Depth of processing affects long-term retention. In shallow processing, we encode words based on their structure or appearance. Retention is best when we use deep processing, encoding words based on their meaning. We also remember more easily material that is personally meaningful, the self reference effect.

What are some effortful processing techniques that can help us remember new information?

Effective effortful processing strategies include chunking, mnemonics, hierarchies, and distributed practice sessions. The testing effect is the finding that consciously retrieving, rather than rereading, information enhances memory.

What information do we automatically process?

In addition to skills and classically conditioned associations, we automatically process incidental information about space, time, and and frequency.

What is memory, and how is it measured?

Memory is learning that has persisted over time, through the storage and retrieval of information. Evidence of memory may be recalling information, recognizing it, or relearning it more easily on a later attempt

What are the capacity and location of our long term memories?

Our long term memory capacity is unlimited. Memories are not stored in single spots. Many parts of the brain interact during retrieval.

How do psychologists describe the human memory system?

Psychologists use memory models to think and communicate about memory. Information- processing models involve three processes, encoding, storage, and retrieval. The connectionism information-processing model views memories as products of interconnected neural networks. The three processing stages in the Atkinson- Shiffrin model are sensory memory, short-term memory, and long term memory.

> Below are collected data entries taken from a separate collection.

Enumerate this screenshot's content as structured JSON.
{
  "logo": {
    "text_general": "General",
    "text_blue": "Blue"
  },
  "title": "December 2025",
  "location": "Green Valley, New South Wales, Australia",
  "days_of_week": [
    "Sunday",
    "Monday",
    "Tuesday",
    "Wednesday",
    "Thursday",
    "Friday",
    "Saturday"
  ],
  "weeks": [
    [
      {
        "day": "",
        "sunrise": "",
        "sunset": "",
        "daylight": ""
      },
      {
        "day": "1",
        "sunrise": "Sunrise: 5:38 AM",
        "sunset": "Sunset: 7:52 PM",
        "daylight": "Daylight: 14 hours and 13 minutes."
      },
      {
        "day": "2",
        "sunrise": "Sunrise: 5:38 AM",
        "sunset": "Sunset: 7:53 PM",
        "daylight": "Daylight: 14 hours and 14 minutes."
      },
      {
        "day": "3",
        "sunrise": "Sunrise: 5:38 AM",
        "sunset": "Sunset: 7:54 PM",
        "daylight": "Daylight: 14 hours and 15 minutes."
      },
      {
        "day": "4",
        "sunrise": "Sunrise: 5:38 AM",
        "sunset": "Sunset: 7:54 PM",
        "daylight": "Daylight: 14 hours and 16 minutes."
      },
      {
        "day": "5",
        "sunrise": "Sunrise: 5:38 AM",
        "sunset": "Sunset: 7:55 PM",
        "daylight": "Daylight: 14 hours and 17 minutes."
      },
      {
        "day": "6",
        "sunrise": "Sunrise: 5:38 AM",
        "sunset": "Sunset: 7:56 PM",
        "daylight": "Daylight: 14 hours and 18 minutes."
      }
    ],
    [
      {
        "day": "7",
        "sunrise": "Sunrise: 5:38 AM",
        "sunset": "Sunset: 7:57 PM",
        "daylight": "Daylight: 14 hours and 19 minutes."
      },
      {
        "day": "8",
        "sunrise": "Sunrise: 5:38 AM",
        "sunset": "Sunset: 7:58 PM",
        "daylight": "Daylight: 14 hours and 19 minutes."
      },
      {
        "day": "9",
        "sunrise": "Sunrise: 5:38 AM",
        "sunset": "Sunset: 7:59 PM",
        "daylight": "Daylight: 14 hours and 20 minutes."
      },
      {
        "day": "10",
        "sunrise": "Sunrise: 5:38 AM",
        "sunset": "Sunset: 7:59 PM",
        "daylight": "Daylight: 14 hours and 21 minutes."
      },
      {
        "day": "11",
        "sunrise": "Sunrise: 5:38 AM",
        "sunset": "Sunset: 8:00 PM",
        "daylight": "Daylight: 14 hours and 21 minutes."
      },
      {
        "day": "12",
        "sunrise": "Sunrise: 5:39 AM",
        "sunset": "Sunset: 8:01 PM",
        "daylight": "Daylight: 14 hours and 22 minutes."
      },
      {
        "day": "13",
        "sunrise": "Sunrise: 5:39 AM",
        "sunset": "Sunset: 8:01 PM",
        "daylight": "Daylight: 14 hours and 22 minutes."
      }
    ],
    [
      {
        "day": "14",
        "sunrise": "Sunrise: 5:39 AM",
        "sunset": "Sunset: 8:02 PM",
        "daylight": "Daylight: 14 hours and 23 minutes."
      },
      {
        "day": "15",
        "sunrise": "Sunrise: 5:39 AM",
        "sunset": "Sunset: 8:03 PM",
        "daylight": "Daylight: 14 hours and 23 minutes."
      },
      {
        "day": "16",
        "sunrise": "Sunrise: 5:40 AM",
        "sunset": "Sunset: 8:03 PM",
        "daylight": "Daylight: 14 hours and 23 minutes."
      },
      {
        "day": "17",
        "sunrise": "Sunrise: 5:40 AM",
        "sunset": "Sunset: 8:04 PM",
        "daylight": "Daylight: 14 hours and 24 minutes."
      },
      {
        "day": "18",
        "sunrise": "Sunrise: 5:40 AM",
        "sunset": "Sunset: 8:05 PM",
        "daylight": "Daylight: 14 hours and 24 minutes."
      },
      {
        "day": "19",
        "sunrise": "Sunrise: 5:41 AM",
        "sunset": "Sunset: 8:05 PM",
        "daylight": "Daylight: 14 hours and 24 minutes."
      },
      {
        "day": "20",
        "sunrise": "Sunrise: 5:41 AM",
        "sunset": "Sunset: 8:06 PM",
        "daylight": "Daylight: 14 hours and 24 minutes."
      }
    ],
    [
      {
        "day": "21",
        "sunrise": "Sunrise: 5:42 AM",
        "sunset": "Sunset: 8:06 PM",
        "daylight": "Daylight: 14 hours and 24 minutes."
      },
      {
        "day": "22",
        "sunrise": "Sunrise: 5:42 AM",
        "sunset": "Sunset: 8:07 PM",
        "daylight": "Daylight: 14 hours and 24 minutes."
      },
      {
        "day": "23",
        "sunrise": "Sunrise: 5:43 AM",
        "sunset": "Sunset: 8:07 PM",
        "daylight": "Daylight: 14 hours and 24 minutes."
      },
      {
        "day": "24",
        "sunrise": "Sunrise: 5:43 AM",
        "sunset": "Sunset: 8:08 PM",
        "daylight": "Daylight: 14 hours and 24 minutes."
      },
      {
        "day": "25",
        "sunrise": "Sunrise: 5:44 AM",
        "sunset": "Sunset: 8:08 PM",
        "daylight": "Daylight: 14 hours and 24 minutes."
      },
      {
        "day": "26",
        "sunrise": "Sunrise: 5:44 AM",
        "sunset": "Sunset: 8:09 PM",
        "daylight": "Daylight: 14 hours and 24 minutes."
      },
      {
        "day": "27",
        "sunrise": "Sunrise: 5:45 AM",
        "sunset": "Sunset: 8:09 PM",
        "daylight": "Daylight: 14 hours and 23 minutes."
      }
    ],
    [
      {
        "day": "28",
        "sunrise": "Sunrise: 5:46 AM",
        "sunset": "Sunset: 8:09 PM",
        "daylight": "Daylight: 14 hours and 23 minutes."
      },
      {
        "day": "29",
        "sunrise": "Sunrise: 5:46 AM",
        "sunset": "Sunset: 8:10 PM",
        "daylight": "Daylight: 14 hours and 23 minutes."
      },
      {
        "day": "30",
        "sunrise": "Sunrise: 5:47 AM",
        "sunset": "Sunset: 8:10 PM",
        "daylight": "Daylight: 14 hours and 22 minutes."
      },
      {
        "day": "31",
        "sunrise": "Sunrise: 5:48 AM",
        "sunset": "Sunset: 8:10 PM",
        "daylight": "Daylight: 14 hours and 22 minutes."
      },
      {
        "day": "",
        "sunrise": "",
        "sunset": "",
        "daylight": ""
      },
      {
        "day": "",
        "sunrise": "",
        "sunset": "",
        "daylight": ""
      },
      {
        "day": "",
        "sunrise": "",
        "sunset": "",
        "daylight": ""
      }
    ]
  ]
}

More recent research has updated this model to include two important concepts 1. working memory, to stress the active processing occurring in the second memory stage and 2. automatic processing, to address the processing of information outside conscious awareness.

How does sensory memory work?

Sensory memory feeds some information into working memory for active processing there. An iconic memory is a very brief (a few tenths of a second)sensory memory of visual stimuli; an an echoic memory is a three to four second sensory memory of auditory stimuli.

What is the capacity of our short term and working memory?

Short term memory capacity is about seven items, plus or minus two, but this information disappears from memory quickly without rehearsal. Working memory capacity varies, depending on age, intelligence level, and other factors.

What roles do the frontal lobes and hippocampus play in memory storage?

They are parts of the brain network dedicated to explicit memory formation.

How do explicit and implicit memories differ?

Through parallel processing, the human brain processes many things simultaneously, on dual tracks. Explicit (declarative) memories, our conscious memories of facts and experiences, form through effortful processing, which requires conscious effort and attention. Implicit (non declarative) memories, of skills and classically conditioned associations, happen without our awareness, through automatic processing.